Figure 4 Method of describing the risk of failure. 1. Overvoltage distribution–Gaussian


function. 2. Insulation breakdown probability–cumulative distribution)

If Vk is the kth value of overvoltage, the probability of occurrence of overvoltage is p0(Vk) du, whereas the
probability of breakdown is Pb(Vk). The probability that the gap will break down at an overvoltage Vk is
Pb(Vk) p0(Vk)du. For the total voltage range, the total probability of failure (risk of failure) is obtained as

𝑅 = ∫ 𝑃𝑏 (𝑉𝑘 )𝑃𝑜 (𝑉𝑘 )𝑑𝑢
0

The risk of failure will thus be given by the shaded area under the curve R.
-- o --
Statistical Method 2: Statistical Safety Factor Calculation

In this simplified method, a ‘statistical overvoltage’ Vs is defined as shown in Fig.5(a). Vs is the voltage
value which is likely to be exceeded by 2% of all overvoltages. In Fig.5.a. only 2 percent (shaded area) of
all the overvoltages has an amplitude larger than Vs.

Fig. 5(b) illustrates another definition used in the simplified method. ‘Statistical withstand voltage’ Vw
(also named ‘statistical BIL’) is the crest value of a standard lightning impulse for which the insulation
exhibits a 90% probability of withstand (a 10% probability of failure).

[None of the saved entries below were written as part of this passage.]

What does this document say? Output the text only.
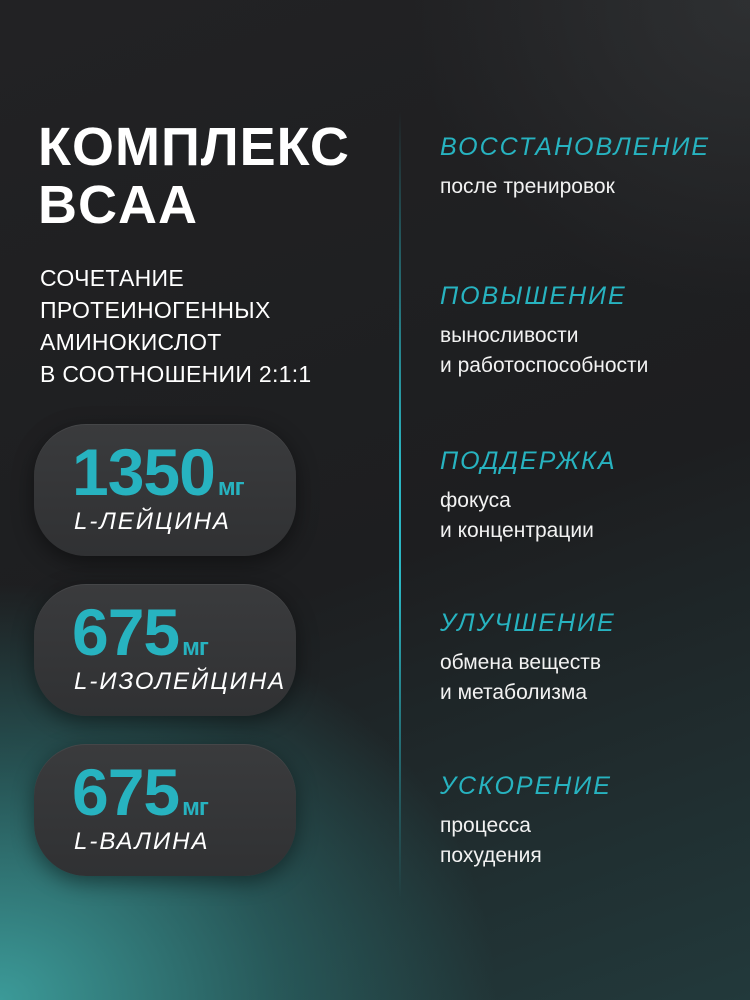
КОМПЛЕКС
BCAA
СОЧЕТАНИЕ
ПРОТЕИНОГЕННЫХ
АМИНОКИСЛОТ
В СООТНОШЕНИИ 2:1:1
1350 мг
L-ЛЕЙЦИНА
675 мг
L-ИЗОЛЕЙЦИНА
675 мг
L-ВАЛИНА
ВОССТАНОВЛЕНИЕ
после тренировок
ПОВЫШЕНИЕ
выносливости
и работоспособности
ПОДДЕРЖКА
фокуса
и концентрации
УЛУЧШЕНИЕ
обмена веществ
и метаболизма
УСКОРЕНИЕ
процесса
похудения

The ‘statistical safety factor’ is defined to be the ratio of the ‘statistical withstand voltage’ Vw to
‘statistical overvoltage’ Vs.
-- o --

Similar to the concept of ‘risk of failure’, the ‘statistical safety factor’ concept permits a quantitative
evaluation of the risk of breakdown. The ‘statistical safety factor’ calculation is relatively simple since
the complete distribution functions for overvoltage and withstand of insulation is not required.

Figure 5 ‘Statistical overvoltage’ and ‘statistical withstand voltage’.

In Fig.6 functions PO(V) and Pb(V) are plotted for three different cases of insulation strength but keeping
the distribution of overvoltage occurrence the same. The density function PO(V) is the same in (a) to (c)
and the cumulative function Pb(V) is gradually shifted to the right (towards high values of V). This
corresponds to increasing the insulation strength by either using thicker insulation or material of higher
insulation strength. As a result of the relative shift of the two curves ( PO(V) and Pb(V) ) the ‘risk of
failure’ and the ‘statistical safety factor’ will vary.
Figure 6 The statistical safety factor and its relation to the risk of failure

The relation between the ‘statistical safety factor’ and the ‘risk of failure’ is plotted in Figure 6(d). It is
clear that an increase in the statistical safety factor corresponds to a reduction of the risk of failure. At
the same time, this will cause an increase in the cost of insulation.

Non-Self-Restoring Insulations

The above treatment applies to self-restoring insulations. In the case of non-self-restoring insulations
the electrical withstand is expressed in terms of actual (deterministic) breakdown values.